Cette situation est suivie avec intérêt en Europe continentale. La crise économique violente de 2008 a éveillé des fantômes d'auto-détermination, de séparatisme et de liberté. Le résultat du plébiscite pourrait servir d'exemple et de précédent pour de nombreuses autres régions européennes, qui considérent l'indépendance comme gage de leur réussite économique. Le séparatisme européen de nos jours a perdu presqu'entièrement ses caractéristiques linguistiques nationales et revêt plutôt un caractère économique. Les régions riches ne veulent plus entretenir les régions pauvres.
En Catalogne, où près de 70 % de la population se prononce en faveur de la rupture avec Madrid, le référendum aura lieu en novembre.

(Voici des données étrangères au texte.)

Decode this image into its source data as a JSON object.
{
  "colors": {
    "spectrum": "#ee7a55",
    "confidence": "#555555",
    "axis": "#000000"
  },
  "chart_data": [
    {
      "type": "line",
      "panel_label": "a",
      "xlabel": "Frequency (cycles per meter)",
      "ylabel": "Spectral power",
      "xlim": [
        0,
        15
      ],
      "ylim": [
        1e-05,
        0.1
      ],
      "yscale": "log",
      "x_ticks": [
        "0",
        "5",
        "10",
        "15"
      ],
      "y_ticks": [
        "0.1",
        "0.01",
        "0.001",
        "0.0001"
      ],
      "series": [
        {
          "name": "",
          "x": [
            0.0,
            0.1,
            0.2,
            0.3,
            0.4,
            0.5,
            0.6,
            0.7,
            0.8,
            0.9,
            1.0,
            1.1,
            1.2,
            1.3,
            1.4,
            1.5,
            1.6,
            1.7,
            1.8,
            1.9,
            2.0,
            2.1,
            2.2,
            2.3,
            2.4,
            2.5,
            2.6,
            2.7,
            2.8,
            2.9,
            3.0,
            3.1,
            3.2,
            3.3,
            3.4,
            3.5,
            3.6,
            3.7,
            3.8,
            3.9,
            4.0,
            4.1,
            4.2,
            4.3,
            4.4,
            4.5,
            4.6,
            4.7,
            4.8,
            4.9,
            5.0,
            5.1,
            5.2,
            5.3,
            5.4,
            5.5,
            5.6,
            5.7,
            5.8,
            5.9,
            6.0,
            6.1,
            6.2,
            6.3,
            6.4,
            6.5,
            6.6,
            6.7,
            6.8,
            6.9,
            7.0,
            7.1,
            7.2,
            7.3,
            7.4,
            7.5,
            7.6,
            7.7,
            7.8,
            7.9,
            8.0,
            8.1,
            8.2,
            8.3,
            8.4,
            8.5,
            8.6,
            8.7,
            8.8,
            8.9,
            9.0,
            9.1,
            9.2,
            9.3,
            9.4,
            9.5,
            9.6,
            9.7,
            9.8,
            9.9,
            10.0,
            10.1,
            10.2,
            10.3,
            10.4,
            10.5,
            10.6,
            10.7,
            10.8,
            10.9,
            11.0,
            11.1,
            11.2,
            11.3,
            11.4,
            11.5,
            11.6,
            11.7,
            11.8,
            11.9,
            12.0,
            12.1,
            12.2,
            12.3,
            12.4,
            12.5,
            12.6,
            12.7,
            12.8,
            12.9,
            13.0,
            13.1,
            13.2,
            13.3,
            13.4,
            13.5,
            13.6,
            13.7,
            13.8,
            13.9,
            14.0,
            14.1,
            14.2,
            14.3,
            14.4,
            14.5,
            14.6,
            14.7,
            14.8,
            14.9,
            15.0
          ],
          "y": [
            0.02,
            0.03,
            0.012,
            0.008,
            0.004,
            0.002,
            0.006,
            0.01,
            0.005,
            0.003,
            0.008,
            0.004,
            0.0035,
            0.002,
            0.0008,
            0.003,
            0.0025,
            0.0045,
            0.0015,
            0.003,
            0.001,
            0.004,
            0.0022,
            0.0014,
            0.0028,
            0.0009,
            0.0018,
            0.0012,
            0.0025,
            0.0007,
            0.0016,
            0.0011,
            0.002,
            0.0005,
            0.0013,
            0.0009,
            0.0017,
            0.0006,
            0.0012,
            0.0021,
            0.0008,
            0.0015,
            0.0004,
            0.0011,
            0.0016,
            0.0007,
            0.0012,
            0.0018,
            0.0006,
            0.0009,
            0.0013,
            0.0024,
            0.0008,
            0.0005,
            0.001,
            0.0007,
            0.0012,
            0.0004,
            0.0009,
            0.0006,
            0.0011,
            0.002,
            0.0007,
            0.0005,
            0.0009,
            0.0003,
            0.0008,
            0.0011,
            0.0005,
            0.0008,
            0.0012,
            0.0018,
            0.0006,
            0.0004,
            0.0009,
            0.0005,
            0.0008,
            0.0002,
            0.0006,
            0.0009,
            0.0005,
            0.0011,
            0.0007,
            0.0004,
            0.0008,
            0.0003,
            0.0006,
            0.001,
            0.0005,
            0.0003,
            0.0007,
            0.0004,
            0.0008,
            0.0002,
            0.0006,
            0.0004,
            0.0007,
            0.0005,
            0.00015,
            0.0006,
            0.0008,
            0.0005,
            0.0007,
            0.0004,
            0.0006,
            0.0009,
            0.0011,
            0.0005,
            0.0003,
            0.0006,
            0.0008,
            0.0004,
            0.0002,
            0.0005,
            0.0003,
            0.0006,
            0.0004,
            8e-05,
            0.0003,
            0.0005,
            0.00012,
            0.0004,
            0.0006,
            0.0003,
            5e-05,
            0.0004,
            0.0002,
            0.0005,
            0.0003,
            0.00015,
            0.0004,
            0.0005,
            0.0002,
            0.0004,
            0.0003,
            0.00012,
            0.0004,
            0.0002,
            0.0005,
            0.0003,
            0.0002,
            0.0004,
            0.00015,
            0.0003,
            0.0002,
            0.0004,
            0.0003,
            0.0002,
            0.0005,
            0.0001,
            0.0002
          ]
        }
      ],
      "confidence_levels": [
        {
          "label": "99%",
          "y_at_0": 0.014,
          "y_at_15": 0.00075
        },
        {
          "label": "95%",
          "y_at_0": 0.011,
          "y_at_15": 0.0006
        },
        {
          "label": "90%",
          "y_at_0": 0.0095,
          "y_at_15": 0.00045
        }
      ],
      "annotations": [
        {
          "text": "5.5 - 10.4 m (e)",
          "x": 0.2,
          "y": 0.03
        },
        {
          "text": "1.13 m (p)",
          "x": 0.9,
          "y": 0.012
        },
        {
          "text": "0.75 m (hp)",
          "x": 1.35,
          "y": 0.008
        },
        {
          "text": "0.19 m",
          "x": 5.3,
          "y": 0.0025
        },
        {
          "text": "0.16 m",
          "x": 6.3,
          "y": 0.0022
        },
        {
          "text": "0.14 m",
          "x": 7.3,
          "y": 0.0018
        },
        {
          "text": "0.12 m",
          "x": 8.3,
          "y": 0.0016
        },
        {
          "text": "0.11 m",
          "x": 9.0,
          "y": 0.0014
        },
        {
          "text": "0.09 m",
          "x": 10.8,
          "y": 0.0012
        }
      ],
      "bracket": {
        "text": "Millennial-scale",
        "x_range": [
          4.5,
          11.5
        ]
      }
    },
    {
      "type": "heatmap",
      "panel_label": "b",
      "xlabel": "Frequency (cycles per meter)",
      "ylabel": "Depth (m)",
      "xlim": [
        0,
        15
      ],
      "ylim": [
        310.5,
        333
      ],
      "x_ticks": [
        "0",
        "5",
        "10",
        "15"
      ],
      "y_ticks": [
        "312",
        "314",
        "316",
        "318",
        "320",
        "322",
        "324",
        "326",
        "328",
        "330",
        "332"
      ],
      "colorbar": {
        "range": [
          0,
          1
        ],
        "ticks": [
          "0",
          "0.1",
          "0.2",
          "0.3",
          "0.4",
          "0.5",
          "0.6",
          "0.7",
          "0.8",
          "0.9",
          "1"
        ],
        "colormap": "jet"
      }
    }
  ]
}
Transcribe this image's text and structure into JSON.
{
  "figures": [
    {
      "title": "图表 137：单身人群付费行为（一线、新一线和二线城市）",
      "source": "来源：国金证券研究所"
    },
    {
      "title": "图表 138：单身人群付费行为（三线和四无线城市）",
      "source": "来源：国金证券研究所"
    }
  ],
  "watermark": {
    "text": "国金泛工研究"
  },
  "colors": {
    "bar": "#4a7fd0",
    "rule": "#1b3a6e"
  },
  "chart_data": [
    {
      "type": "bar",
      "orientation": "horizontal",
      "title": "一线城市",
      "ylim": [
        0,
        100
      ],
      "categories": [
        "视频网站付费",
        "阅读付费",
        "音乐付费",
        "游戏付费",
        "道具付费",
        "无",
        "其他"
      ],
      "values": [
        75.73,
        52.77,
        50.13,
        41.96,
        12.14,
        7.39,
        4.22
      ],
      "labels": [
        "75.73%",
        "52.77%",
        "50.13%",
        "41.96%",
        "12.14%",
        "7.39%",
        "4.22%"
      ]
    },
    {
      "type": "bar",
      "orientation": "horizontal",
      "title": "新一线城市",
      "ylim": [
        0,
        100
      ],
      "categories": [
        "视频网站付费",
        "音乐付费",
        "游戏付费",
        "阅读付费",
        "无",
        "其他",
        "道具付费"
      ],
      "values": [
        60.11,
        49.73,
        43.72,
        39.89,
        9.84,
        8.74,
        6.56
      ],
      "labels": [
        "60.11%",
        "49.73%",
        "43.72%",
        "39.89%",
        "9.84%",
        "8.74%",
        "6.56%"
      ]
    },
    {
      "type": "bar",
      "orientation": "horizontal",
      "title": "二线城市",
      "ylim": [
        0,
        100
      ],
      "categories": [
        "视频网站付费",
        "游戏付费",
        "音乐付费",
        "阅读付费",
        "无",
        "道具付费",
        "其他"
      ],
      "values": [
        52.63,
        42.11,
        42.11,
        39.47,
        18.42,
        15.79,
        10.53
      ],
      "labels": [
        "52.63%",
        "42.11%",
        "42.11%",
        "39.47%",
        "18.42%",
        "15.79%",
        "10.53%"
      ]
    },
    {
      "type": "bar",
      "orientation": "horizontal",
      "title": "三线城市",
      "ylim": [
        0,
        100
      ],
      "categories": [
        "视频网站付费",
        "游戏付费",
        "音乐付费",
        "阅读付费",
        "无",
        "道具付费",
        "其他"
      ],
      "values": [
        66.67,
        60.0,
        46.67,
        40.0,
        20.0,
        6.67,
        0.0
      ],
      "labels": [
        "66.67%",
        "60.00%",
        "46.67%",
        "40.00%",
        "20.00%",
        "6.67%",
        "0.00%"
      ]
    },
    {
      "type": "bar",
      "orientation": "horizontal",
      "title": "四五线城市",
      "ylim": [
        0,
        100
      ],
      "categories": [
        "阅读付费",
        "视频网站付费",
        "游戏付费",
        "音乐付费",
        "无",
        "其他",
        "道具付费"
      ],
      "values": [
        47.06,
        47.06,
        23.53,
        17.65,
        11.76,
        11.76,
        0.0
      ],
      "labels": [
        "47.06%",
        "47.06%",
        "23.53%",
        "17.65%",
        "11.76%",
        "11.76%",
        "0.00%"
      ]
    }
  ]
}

L'Ecosse et la Catalogne ne sont que « deux sirènes de l'indépendance européenne », estime l'analyste de l'Institut de l'économie mondiale et des relations internationales IMEMO Konstantin Voronov :
« La liste doit être complétée par tout un groupe de territoires se dirigeant vers la séparation de la métropole. Il faut y ajouter le Groenland, la plus grande île du monde, et les îles Féroé (les deux territoires danois). En plus, les tendances séparatistes n'ont pas encore pris des formes juridiques en Padanie (Nord de l'Italie) et dans la Vénétie, dans le Pays basque en Espagne, en Corse et en Bretagne en France, en Irlande du Nord et dans le Pays de Galles au Royaume-Uni. »
Les Catalans et les Ecossais pourraient être les pionniers du « défilé des souverainetés » européen, note le politologue Léonide Savine :
« En attendant, il s'agit de l'Espagne et de l'Ecosse. Mais elles peuvent servir d'exemple pour d'autres mouvements. La question n'est pas seulement dans le morcellement des Etats : la carte même de l'Europe peut changer. Parce que les frontières ne sont pas tracées d'après des principes ethniques. Ainsi un territoire immense en Roumanie est peuplé de Hongrois. Et le syndrome du +rattachement à la patrie historique+ met régulièrement en effervescence les +Hongrois roumains+.
Les Hongrois d'Ukraine commencent à parler sérieusement de séparation de l'Ukraine après le coup d'Etat à Kiev. Les minorités de l'Ouest ukrainien sont également mécontents du néo-nazisme de Kiev. La liste peut être complétée par les Wallons et les Flamands en Belgique, l'Alsace en France, Chypre, la minorité serbe du Kosovo ».
Les partisans de la +navigation indépendante+ de l'Ecosse disent que sans le parrainage de Londres, leur pays vivrait comme un Koweït européen. Près de 85 % des gisements en mer du Nord sont situés dans les eaux écossaises. L'extraction du pétrole en mer du Nord au cours de ces 40 dernières années est supérieure à 40 milliards de barils. Les experts ont calculé que de 15 à 24 milliards de barils peuvent être extraits sur le plateau continental. Une quantité qui suffirait pour 30 ans environ.
Si les résultats du plébiscite du 18 septembre 2014 sont positifs, l'Ecosse se séparera de la Grande-Bretagne le 24 mars 2016. La date n'est pas retenue au hasard. Le 24 mars 1603, Jacques VI d'Ecosse est devenu Jacques Ier d'Angleterre. L'Ecosse, l'Irlande et l'Angleterre ont formé une union personnelle. Pour les nationalistes écossais, c'est le début du joug de la couronne britannique. Cette année, ils espèrent en finir avec ce déshonneur.